There is also a healthy market, locals say, in driver’s licences. Like most things in the developing world, they can be bought without going anywhere near a driving test.
But it’s when one hits the open road in provincial Thailand that the problems rapidly become clear.
I have driven in dozens of countries around the globe — admittedly, mainly in the developed world — but I do not recall ever being so terrified, and quite seriously concerned for myself as well as my four travelling companions, as I was on a road trip from Bangkok to Chiang Mai in the country’s north in the days leading up to the 2015 New Year.
The drive to our first port of call near Sukhothai, one of a cluster of ancient Siamese capitals in the middle of the country, was on the main freeway and reasonably uneventful. As we moved on for the second leg to Chiang Mai, taking an incredibly scenic route across the mountains, a reasonably traffic- and hassle-free drive quickly turned into something of a nightmare as we merged with one of the major highways, just in time to make the descent to the plain.
As a queue of four or five cars approached a blind bend, suddenly one would pull out — not indicating, never indicating — and overtake the lot driving on the wrong side of the road into a blind corner. If an oncoming car came there was no way out for anyone. And it happened again and again.
At Chiang Mai, two of our party split off, including the only other driver.
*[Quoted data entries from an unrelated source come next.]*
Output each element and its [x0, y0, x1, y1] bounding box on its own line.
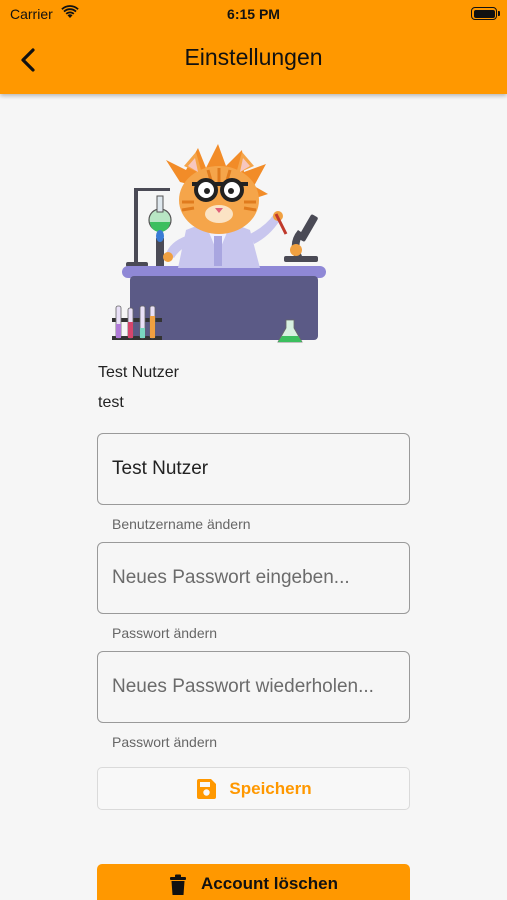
delete-account-button[interactable]: Account löschen — [97, 864, 410, 900]
password-repeat-helper: Passwort ändern — [112, 734, 218, 750]
password-repeat-input[interactable] — [98, 652, 409, 722]
username-input[interactable] — [98, 434, 409, 504]
save-button[interactable]: Speichern — [97, 767, 410, 810]
username-field[interactable] — [97, 433, 410, 505]
app-header: Carrier 6:15 PM Einstellungen — [0, 0, 507, 94]
cat-scientist-illustration — [112, 144, 326, 343]
password-helper: Passwort ändern — [112, 625, 218, 641]
username-helper: Benutzername ändern — [112, 516, 251, 532]
password-field[interactable] — [97, 542, 410, 614]
profile-display-name: Test Nutzer — [98, 364, 179, 381]
floppy-disk-icon — [197, 778, 217, 799]
status-bar: Carrier 6:15 PM — [0, 0, 507, 30]
profile-username: test — [98, 394, 124, 411]
save-button-label: Speichern — [229, 778, 312, 798]
password-input[interactable] — [98, 543, 409, 613]
delete-account-label: Account löschen — [201, 874, 338, 893]
password-repeat-field[interactable] — [97, 651, 410, 723]
trash-icon — [170, 874, 187, 895]
clock: 6:15 PM — [227, 6, 280, 22]
page-title: Einstellungen — [184, 44, 323, 70]
battery-icon — [471, 7, 500, 20]
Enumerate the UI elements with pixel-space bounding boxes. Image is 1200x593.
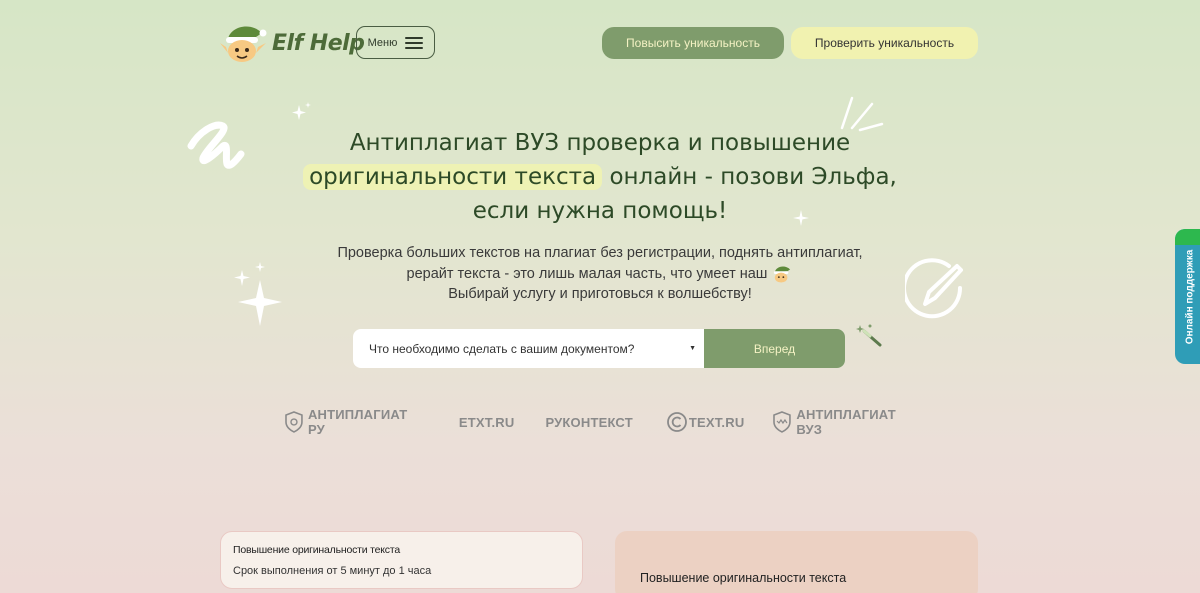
- hero-subtitle-part2: Выбирай услугу и приготовься к волшебств…: [448, 286, 752, 302]
- hamburger-icon: [405, 36, 424, 49]
- hero-title-highlight: оригинальности текста: [303, 164, 603, 190]
- online-support-tab[interactable]: Онлайн поддержка: [1175, 229, 1200, 364]
- partner-label: АНТИПЛАГИАТ ВУЗ: [796, 407, 896, 437]
- service-card-title: Повышение оригинальности текста: [233, 544, 400, 556]
- shield-icon: [285, 411, 303, 433]
- pen-circle-icon: [905, 258, 963, 319]
- logo-text: Elf Help: [272, 30, 365, 56]
- dropdown-caret-icon: ▼: [689, 345, 696, 352]
- online-support-label: Онлайн поддержка: [1184, 249, 1196, 344]
- magic-wand-icon: [856, 324, 882, 347]
- partner-etxt: ETXT.RU: [459, 415, 515, 430]
- partner-logos: АНТИПЛАГИАТ РУ ETXT.RU РУКОНТЕКСТ TEXT.R…: [285, 407, 925, 437]
- hero-title: Антиплагиат ВУЗ проверка и повышение ори…: [300, 126, 900, 228]
- partner-textru: TEXT.RU: [666, 411, 745, 433]
- service-card-term: Срок выполнения от 5 минут до 1 часа: [233, 565, 432, 577]
- partner-label: ETXT.RU: [458, 414, 515, 430]
- service-select-value: Что необходимо сделать с вашим документо…: [369, 341, 635, 356]
- hero-title-part1: Антиплагиат ВУЗ проверка и повышение: [349, 130, 851, 156]
- service-detail-title: Повышение оригинальности текста: [640, 571, 847, 585]
- sparkle-large-icon: [234, 262, 282, 326]
- service-search-bar: Что необходимо сделать с вашим документо…: [353, 329, 845, 368]
- hero-subtitle: Проверка больших текстов на плагиат без …: [320, 243, 880, 305]
- service-card-selected[interactable]: Повышение оригинальности текста Срок вып…: [220, 531, 583, 589]
- partner-antiplagiat-ru: АНТИПЛАГИАТ РУ: [285, 407, 428, 437]
- scribble-decoration: [187, 121, 245, 169]
- site-logo[interactable]: Elf Help: [220, 22, 365, 64]
- menu-button[interactable]: Меню: [356, 26, 435, 59]
- copyright-icon: [666, 412, 687, 432]
- menu-label: Меню: [367, 36, 398, 49]
- elf-mascot-icon: [220, 26, 267, 62]
- site-header: Elf Help Меню Повысить уникальность Пров…: [220, 22, 978, 64]
- service-select[interactable]: Что необходимо сделать с вашим документо…: [353, 329, 704, 368]
- partner-label: РУКОНТЕКСТ: [545, 414, 633, 430]
- partner-label: АНТИПЛАГИАТ РУ: [307, 407, 408, 437]
- partner-label: TEXT.RU: [688, 414, 745, 430]
- check-uniqueness-button[interactable]: Проверить уникальность: [791, 27, 978, 59]
- partner-antiplagiat-vuz: АНТИПЛАГИАТ ВУЗ: [773, 407, 925, 437]
- shield-vuz-icon: [773, 411, 792, 433]
- service-detail-card: Повышение оригинальности текста: [615, 531, 978, 593]
- elf-inline-icon: [774, 266, 791, 283]
- partner-rucontext: РУКОНТЕКСТ: [545, 415, 632, 430]
- go-button[interactable]: Вперед: [704, 329, 845, 368]
- sparkle-small-icon: [292, 102, 311, 120]
- improve-uniqueness-button[interactable]: Повысить уникальность: [602, 27, 784, 59]
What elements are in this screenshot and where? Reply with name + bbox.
As the road toll mounted into the hundreds, the fresh numbers on the front of each day’s Bangkok Post, I became increasingly nervous about the drive back: an eight- to nine-hour slog we had opted to break up at a friend’s guesthouse halfway back.
But taking highway 1, an almost entirely dual carriageway arterial between Thailand’s two biggest cities that loops around the mountains, seemed like a safe bet.
Not so. In a country where the speed limit is 100km/h most cars — and trucks — were sitting on about 130km/h. Only a handful of cars on the entire trip indicated. Cars would pull out in front of you with less than half a metre to spare. It was like being in a video game.
On January 2 and 3, prime time for holiday traffic, we did not spot one single speed patrol nor see a single police car stopping any driver.
Since the military junta seized power in Thailand almost two years ago, there has been a step-up in the public commentary about all manner of “bad behaviour” in the very paternalistic way in which the junta conducts public discourse.
At least the road toll has been among the things the generals are constantly admonishing their subjects about. Yet the commentary from the government has been very much focused on drink drinking, which while certainly a part of the problem, is hardly being addressed in a systematic way.
There were some encouraging headlines recently that people caught drink drinking would be made to do community work in morgues. But, like much in Thailand, it was probably just that: a headline, because any efforts being made, the recent Songkran road roll tells us, are not working.
More fundamentally, Thailand has yet to really bite the bullet on the overriding problem of driver education: simple stuff like keeping to speed limits, wearing seat belts, indicating and good old-fashioned careful driving.
Sure, reincarnation might be around the that blind corner, but that’s no reason to take other people with you.